Most Promoters Promote And So Do Some Detractors

We recently published a benchmark of Net Promoter Scores of 180 companies across 19 industries. Within that research, we showed that promoters are more likely than detractors to repurchase. In a separate analysis, we examined the actual number of times that people recommended companies and compared that to the NPS rating they gave those companies. As you can see in the graphic below:

  • Promoters are more likely to recommend. Promoters are much more likely than detractors to recommend a company across all industries.
  • Not all promoters recommend. The number of promoters that recommended a company ranges from 47% (parcel delivery services) to 80% (retailers).
  • Some detractors recommend. The number of detractors that recommended a company ranges from 13% for banks to 39% of retailers.

What doesn’t show-up in this graphic is the intensity of recommendations. Our detailed analysis examined the frequency of recommendations across all of these industries. Promoters are an average of 3.4x more likely than detractors to recommend companies to three or more friends (ranging from 2.1x more likely for major appliances to 5.7x more likely for banks).

Bottom line: NPS is a good, but not perfect indication of actual recommendations

Written by 

I'm an experience (XM) management catalyst; helping organizations improve results by engaging the hearts and minds of their employees, customers, and partners. I enjoy researching and speaking about leading-edge XM topics. I lead the Qualtrics XM Institute, which is the world's best job. We're igniting a global community of XM Professionals who are inspired and empowered to radically improve the human experience. To achieve this goal, my team focuses on thought leadership, training, and community building. My work is driven by a set of fundamental beliefs: 1) Everything starts and ends with human beings, so you need to understand how people think, feel, and behave; 2) XM is a discipline that needs to be woven throughout an organization's entire operating fabric; and 3) Building the XM discipline requires a combination of culture, competency, and technology.

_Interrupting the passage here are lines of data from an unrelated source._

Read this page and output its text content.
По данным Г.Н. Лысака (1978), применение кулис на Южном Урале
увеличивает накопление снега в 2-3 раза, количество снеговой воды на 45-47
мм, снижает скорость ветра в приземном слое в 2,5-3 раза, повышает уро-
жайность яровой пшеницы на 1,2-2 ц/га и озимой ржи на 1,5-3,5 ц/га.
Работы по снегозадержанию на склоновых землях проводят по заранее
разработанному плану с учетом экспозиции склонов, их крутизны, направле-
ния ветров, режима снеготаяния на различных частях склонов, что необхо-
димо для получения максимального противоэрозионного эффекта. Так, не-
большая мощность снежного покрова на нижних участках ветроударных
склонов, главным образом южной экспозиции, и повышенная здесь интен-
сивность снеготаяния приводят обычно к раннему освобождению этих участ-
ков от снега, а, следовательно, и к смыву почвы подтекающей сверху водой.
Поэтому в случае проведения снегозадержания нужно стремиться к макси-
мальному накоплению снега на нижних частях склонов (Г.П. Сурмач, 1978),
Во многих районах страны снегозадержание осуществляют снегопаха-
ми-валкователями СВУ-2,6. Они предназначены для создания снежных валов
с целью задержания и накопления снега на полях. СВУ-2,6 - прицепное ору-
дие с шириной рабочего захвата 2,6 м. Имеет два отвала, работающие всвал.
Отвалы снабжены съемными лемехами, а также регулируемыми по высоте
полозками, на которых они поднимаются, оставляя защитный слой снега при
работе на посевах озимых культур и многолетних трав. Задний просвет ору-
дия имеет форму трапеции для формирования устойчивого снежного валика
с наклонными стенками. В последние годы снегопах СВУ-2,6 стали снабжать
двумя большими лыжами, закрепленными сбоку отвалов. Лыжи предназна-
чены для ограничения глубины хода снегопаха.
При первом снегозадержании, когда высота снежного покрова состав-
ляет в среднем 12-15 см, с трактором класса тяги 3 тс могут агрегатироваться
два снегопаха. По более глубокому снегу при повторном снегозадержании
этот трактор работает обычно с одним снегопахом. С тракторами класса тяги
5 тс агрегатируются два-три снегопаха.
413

10 thoughts on “Most Promoters Promote And So Do Some Detractors”

  1. OK, I’ll confess to being confused. Hasn’t the classic detractor always been characterized as someone who will actively disparage the company, and discourage friends/colleagues from doing business with them? What are these people doing recommending?!?

    1. Bob: Promoters are just “more likely to recommend” and detractors are just “less likely to recommend” which is consistent with the methodology that asks them how likely they are to recommend…

    2. Remember, Bob, the recommend question is a measurement of sentiment, not behavior. Fyi, these findings are consistent with what many customers find with their own datasets.

  2. One question please. What about when your NPS scores are influenced by the company you work for?? We are surveyed by a large company that we work for. The comments from the customers are affected by their experience during the initial process with this company and the after results from the company we work for. We are currently at 41 NPS and market comp 38 NPS. The executives we work for want our NPS higher but because of their policies and the customers experience with them I feel they negatively affect our overall score.??

      1. Sorry…you probably need a little more info. I have owned a service plumbing company for 16 years. Our biggest account which is a home warranty company surveys all the customers that we service for them. The customer initially calls the home warranty with the problem. The warranty co than sends us a work order and we go out collect and collect a deductible and assess the situation. We than call for approval depending on the customers coverage. Customers are very upset if something is not covered or if they have more out of pocket based on limited coverage. We than repair the problem and afterwards we are surveyed by the home warranty co. The NPS is a fairly new surveying technique. We have always scored high in professionalism, appearance and job done correctly, but now that NPS is added it is much lower than the other categories?? I feel NPS is not a good indicator in this scenario??

      2. Larry: You are absolutely right in your assessment of NPS (and its limitations). The likelihood of a customer to recommend is likely driven by a lot more than your interactions with them. So their feedback is not about your firm, but about their collective experiences with all products, services, and entities that the customer sees as being related to the warrantee experience. Companies often make this mistake of using NPS to evaluate a specific interaction (like a plumbing service call). Good luck in helping the home warrantee company improve its customer feedback program. Maybe you need to get them to read this blog 😉

  3. This is excellent information. You mention that promoters are more likely to recommend to three or more people, but what is the base rate for such active promotion? In other words, what percentage of people recommend to three or more people at each recommendation level, on average? A graph of that data would illuminate you findings further. Fascinating, and maps to my experiences.